Hi Jaco,
On Thu 24-05-18 15:52:50, Jaco Kroon wrote:
To confirm, this would prevent you from resizing the filesystem completely and put a limit on the max size.
Yes, but the limit was already there. There was just an off-by-one error in the computation... So your filesystem was currently limited to 64TB but with a fixed test it would be limited to 64TB - 128MB.
Would another approach possibly be to make the additional blocks available, but without allocating additional inodes by way of flex groups?
In other words, accept the resize below, but then lower down in the same function where flex groups gets added, only add until the overflow would occur.

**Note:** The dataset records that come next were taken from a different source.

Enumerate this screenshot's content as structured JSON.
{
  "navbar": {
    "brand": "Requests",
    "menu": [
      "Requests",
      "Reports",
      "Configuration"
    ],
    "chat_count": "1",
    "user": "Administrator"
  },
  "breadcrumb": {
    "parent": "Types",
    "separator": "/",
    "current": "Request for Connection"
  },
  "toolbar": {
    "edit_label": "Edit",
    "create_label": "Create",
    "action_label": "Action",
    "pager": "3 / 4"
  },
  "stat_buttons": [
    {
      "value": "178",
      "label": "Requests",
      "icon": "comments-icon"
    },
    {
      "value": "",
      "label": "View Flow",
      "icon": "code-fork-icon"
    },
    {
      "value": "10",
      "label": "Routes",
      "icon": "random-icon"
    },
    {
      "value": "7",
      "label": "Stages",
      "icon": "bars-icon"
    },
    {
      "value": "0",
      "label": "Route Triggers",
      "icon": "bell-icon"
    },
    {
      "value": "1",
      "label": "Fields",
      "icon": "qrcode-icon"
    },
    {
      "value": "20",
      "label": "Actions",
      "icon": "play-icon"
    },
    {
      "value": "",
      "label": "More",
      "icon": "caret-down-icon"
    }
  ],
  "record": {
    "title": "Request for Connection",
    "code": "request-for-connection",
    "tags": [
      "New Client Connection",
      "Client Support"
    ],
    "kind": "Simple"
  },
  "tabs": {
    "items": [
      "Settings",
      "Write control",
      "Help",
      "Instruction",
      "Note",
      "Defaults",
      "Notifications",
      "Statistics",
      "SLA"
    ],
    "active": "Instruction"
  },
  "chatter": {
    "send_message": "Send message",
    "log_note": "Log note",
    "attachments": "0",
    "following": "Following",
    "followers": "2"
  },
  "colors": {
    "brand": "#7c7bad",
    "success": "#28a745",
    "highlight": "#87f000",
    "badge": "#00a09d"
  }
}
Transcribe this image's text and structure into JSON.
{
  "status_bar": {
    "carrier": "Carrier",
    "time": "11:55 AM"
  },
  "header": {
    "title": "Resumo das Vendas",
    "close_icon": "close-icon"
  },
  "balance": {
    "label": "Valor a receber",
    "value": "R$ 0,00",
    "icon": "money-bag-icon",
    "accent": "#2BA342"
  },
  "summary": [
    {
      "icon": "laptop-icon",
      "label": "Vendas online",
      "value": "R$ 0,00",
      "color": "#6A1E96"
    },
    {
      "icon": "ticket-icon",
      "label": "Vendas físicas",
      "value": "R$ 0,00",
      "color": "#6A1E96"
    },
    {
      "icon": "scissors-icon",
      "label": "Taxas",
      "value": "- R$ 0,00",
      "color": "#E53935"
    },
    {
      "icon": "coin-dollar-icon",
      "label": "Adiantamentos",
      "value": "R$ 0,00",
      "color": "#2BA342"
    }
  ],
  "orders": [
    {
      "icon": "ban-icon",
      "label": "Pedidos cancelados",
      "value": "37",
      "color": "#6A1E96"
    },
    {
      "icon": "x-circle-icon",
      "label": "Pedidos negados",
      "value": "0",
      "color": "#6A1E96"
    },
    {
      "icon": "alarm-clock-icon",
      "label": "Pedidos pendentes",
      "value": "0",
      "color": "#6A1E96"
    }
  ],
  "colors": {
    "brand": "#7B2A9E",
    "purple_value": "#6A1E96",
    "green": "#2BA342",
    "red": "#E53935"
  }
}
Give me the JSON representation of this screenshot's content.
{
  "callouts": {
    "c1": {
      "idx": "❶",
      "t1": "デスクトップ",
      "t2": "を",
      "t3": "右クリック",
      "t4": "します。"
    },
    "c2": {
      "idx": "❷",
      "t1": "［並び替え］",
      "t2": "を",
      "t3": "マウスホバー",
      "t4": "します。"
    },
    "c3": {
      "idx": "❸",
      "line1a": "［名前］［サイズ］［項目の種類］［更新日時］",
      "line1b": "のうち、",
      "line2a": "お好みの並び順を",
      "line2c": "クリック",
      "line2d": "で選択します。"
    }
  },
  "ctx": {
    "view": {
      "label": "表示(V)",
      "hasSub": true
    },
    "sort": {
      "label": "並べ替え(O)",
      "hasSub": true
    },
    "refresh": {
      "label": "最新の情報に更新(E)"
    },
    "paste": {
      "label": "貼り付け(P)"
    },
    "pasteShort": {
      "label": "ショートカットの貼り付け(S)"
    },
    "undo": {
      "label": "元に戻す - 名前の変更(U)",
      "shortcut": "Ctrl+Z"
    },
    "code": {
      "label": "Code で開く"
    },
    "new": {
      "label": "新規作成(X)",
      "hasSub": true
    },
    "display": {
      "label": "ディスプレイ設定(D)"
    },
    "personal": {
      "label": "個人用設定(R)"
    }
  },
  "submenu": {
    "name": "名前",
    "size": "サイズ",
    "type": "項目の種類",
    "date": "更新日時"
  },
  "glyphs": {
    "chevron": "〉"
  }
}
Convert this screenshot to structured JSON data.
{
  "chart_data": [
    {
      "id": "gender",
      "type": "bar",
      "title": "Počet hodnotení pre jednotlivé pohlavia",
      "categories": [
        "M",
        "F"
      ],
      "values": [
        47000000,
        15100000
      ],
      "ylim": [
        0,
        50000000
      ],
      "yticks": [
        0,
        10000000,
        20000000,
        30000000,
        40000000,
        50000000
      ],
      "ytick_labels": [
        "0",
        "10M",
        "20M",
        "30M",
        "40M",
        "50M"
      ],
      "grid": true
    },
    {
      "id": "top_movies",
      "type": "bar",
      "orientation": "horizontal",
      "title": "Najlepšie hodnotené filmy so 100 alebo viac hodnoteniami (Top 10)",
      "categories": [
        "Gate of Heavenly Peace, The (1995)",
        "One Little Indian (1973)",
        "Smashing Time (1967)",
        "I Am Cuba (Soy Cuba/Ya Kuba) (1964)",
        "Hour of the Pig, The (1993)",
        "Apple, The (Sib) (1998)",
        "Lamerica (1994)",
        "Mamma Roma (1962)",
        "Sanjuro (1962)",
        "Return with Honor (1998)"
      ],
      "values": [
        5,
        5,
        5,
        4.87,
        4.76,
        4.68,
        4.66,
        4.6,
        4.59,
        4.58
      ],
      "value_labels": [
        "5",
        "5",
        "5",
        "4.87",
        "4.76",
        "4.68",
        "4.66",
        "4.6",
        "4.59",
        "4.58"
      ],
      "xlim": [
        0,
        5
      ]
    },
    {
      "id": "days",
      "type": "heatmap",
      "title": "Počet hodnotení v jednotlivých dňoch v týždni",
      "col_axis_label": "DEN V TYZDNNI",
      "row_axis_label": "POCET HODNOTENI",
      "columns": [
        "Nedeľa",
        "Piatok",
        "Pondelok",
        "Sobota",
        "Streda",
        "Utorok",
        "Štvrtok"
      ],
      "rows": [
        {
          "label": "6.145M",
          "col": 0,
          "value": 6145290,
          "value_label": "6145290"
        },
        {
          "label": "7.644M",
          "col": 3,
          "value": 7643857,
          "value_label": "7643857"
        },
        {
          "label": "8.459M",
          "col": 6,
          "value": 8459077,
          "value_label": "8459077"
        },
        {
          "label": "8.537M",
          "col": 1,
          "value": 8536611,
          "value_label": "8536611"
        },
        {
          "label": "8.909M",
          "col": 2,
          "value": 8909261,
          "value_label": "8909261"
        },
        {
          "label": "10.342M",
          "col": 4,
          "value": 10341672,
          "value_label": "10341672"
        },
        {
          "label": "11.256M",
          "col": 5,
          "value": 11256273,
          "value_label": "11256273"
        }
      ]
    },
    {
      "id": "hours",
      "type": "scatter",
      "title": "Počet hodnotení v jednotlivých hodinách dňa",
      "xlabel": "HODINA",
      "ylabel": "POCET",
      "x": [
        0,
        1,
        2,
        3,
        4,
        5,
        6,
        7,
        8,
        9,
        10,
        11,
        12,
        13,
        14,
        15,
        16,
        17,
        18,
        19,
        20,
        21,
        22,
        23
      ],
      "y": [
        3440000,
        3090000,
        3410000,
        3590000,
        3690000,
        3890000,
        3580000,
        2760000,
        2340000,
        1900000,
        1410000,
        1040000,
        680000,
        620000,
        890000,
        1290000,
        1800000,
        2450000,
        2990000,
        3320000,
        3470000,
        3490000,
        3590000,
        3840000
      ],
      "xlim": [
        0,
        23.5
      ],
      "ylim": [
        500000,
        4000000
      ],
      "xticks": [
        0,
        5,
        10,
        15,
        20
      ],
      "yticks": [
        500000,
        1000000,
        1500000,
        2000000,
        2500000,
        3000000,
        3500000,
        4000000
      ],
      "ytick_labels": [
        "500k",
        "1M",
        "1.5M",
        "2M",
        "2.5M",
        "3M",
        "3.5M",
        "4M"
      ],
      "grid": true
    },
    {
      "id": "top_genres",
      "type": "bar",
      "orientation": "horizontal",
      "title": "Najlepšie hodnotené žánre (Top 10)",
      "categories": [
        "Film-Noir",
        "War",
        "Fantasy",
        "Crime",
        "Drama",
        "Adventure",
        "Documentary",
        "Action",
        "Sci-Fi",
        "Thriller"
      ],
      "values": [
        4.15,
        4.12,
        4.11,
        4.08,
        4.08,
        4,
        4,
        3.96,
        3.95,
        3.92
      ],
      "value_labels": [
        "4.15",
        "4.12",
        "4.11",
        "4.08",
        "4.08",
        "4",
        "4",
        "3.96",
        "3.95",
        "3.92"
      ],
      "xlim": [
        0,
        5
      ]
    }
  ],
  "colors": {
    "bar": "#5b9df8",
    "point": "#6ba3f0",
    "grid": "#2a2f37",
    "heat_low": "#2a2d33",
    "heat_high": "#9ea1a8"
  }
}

Or make it overflow once, set number of inodes to 2^32-1 and then stop adding more? In my (and I'm betting most use-cases) this would en up wasting 1 potential inode.
So I don't think this is worth the complexity just to go up from 64TB-128MB to 64TB. It would be reasonably doable and maybe worth it to allow filesystems to grow arbitrarily by making groups that would overflow the s_inodes_count limit just not have any inodes. But it would not be completely trivial as there's quite some code (especially in e2fsprogs) assuming that every group has the same amount of inodes and now we'd have to teach all that code that there can be groups without inodes. So someone would have to be dedicated enough to implement and test this. OTOH the code is not *that* involved so if you wanted to try that, please go ahead.